Eddie Stern était très particuliers. David Swenson adorable mais peu accessible quand il s’agissait de vouloir adapter une posture. Iain mon professeur parle très peu, il faut lui arracher une conversation ce qui me donne l’impression de lui voler du temps. Mark Robberds a été de loin le plus accessible.

La chasse aux asanas/postures

La deuxième chose que je déplore est ce concept. Si vous allez pratiquer à Mysore avec Sharath, à un moment donné de votre pratique, vous allez vous confronter avec cet élément. Que très peu de pratiquants avouent alors qu’au final, tout le monde le fait. Chasser la prochaine posture, quêter l’approbation de Sharath pour être promu à la prochaine posture, qui vous permettra alors d’asseoir votre autorité et fera grandir votre prestige. Il faut être très clair là-dessus, c’est un fait. Que vous le vouliez ou non, il arrivera un temps où ce moment arrivera.

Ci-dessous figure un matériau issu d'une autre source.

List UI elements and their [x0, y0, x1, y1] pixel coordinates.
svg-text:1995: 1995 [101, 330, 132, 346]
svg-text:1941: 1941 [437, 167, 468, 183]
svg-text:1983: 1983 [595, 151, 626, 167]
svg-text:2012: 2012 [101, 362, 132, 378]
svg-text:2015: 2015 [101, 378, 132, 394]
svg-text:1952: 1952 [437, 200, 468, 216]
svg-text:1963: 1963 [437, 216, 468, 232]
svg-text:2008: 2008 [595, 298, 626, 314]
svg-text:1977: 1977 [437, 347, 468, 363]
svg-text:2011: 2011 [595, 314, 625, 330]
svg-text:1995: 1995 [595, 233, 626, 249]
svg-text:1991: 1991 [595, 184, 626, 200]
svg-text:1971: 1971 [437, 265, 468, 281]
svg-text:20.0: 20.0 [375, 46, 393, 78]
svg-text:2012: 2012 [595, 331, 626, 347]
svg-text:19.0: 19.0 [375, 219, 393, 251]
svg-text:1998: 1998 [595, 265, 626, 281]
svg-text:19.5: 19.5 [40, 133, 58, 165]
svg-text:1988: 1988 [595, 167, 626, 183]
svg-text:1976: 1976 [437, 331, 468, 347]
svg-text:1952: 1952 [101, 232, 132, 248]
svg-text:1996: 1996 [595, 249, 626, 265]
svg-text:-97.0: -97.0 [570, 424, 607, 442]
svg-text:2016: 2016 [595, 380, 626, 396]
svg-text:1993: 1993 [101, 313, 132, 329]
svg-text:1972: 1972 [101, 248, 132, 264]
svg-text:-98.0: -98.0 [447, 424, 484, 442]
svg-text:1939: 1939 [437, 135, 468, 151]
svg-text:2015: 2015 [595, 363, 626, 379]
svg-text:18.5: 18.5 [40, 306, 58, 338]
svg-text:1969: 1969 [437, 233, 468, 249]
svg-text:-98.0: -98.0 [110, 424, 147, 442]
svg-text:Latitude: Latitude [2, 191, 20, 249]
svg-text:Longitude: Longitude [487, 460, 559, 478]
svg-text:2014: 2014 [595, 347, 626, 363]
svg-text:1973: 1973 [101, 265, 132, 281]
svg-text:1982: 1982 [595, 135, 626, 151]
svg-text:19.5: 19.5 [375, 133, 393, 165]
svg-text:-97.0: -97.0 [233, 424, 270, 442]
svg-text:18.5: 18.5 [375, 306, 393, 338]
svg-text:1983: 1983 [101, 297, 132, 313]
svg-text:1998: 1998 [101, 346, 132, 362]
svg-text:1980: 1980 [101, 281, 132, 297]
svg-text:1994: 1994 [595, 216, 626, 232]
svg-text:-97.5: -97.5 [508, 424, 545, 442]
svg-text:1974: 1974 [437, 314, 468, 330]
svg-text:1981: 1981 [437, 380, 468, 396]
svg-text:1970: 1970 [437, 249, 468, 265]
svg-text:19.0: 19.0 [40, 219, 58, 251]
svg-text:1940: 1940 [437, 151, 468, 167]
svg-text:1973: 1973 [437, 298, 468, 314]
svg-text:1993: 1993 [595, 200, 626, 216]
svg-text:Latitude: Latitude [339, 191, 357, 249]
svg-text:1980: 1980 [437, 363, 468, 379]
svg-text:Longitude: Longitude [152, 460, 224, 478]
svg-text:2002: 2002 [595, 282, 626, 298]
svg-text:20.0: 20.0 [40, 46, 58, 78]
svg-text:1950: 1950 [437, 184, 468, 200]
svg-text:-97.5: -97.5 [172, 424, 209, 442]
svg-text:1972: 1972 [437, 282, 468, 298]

Et c’est pour cela que c’est un cercle vicieux. Pendant la classe guidée, vous ne voulez pas être le pratiquant qui reste assis sur son tapis pendant que tout le monde enchaîne sur Navasana, sous prétexte que vous n’avez pas attraper dans Marichyasana D.

On va vous dire alors, et je l’ai aussi répété pour justifier, « ça travaille l’ego ». Alors oui et non. Mais surtout l’ego de qui ? De celui qui arrive à faire toutes les postures et qui à chaque fois qu’il croisera votre regard au moment de sauter en avant aura un semblant de compassion ? Ou bien de celui dont le corps se refroidit invariablement de la non-activité et pour qui rejoindre le groupe au moment de Urdhva Dhanurasana sera une double peine ?

Car oui notons que ce « concept » n’a aucun sens. Vous êtes arrêté en plein milieu de pratique, vous ne pouvez même pas faire les vinyasas pour au moins garder votre pouls et votre chaleur corporelle actifs, et au moment où arrive la série de fermeture on vous demande de monter en pont : où est la logique là-dedans ? Est-ce que quelqu’un s’est vraiment penché sur le sujet deux minutes ?

L’obsession

Je massacrai ou n’accordai que très peu d’attention aux postures debout, tant mon cerveau et mon mental étaient concentrés sur les flexions arrière. Je ne voulais faire que ça, et elles ne sont pas nombreuses. Mais le peu qu’il y avait était mon seul objectif. Avec le recul j’avais un niveau de frustration assez élevé, je m’ennuyais ferme dans la série des Janu Shirshasana, la série des Marichyasana me gavait, et Supta Kurmasana me faisait mal au sacrum. Peu importe, tout ce que je voulais c’était faire ce que l’on appelle les « drop back » : descendre debout en flexion arrière et atterrir sur les mains, pour remonter et redescendre et ce 3 ou 5 fois.

Vous dire ce que j’ai fait endurer à mon corps…

Vous dire le montant astronomique de la facture que mon corps m’a fait parvenir ces deux dernières années.

Je ne blâme personne sinon moi. En revanche un petit bémol tout de même, avec le recul suffisant, et ceci n’est que mon avis, il n’y a que très peu d’encadrement dans la pratique de l’Ashtanga Vinyasa Yoga. Alors peut être pas/plus dans les studios de nos jours où la pratique se démocratise grandement, mais de ce que j’ai vécu, j’ai été plus souvent poussée dans mes retranchements que épargnée. Le shala où j’ai souffert le plus est celui de Bangkok avec Boonchu Tanti. Le niveau était élevé. Physiquement j’avais le corps qui pouvait faire croire que j’étais forte car j’étais toute sèche, tandis que fondamentalement c’était tout le contraire.

Encore une fois, un professeur sort du lot et c’est Mark Robberds. Il a été le seul pendant les stages intensifs à parler de renforcement musculaire et d’adaptation de la pratique. Tous les autres, auréolés de leur statut de méga star, n’ont pas eu ce recul suffisant. Il parait que Gregor Maehle est un très bon professeur mais je n’ai jamais suivi son enseignement.

Le fait est que ces accumulation de pratiques poussives ont formaté mon mental et du coup mon enseignement s’est traduit parfois avec rigidité. Je le reconnais maintenant.

Par contre j’ai eu besoin de tout ce temps pour me comprendre et m’analyser. Comme je le dis souvent, je suis plus lente que d’autres.